Seeding of corneal wounds by epithelial cell transfer from micropatterned PDMS contact lenses

Persistent corneal wounds result from numerous eye disorders, and to date, available treatments often fail to accelerate reepithelialization, the key initial step in wound healing. To speed reepithelialization, we explored a cell-transfer transplant method utilizing polydimethylsiloxane (PDMS) contact lenses to deliver epithelial cells derived from limbal explants directly within a corneal wound.
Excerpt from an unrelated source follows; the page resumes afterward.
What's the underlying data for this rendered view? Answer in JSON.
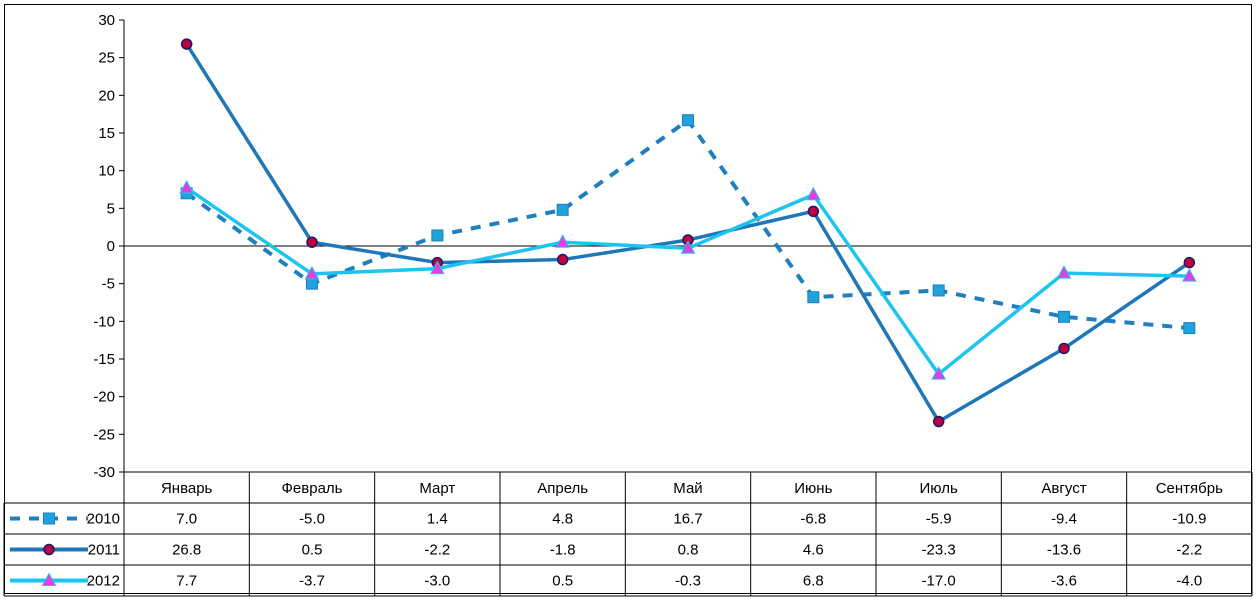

Human primary epithelial cells and an immortalized corneal epithelial cell line (HCE-SV40) grew well on PDMS contact lenses and their morphology and growth rates where similar to cells grown on tissue culture polystyrene. To initially study cell transfer from PDMS, HCE-SV40 cells were seeded onto PDMS with or without micropatterned posts. After a day in culture, HCE-SV40 cells attached to the unpatterned PDMS uniformly, whereas on micropatterned PDMS they appeared to attach primarily between posts. The cell-covered PDMS contacts were then placed cell-side down onto tissue culture plastic and, after 1, 2, or 3 days, the PDMS contact was removed and the transferred cells were trypsinized and counted. Micropatterned PDMS contact lenses with 100-mu m-diameter posts and a post height of 40 gm transferred three times as many cells as unpatterned PDMS. Cell transfer to a wounded cornea was tested in a pig cornea organ culture model de-epithelialized by alkali treatment. Post micropatterned PDMS contact lenses were seeded with labeled HCE-SV40 cells at a density 50,000 cells/cm(2) and applied to the wounded pig corneas. After 24, 48, or 96 h of application, PDMS contact lenses were removed, corneas fixed with formaldehyde, and sectioned. After 48 h, epithelial cells transferred from post micropatterned contact lenses to provide 35% epithelial coverage of denuded pig corneas; after 96 h coverage was 65%. We conclude that cell transfer from epithelial-coated PDMS contact lenses micropatterned with posts provides a promising approach to reepithelialize corneal surfaces.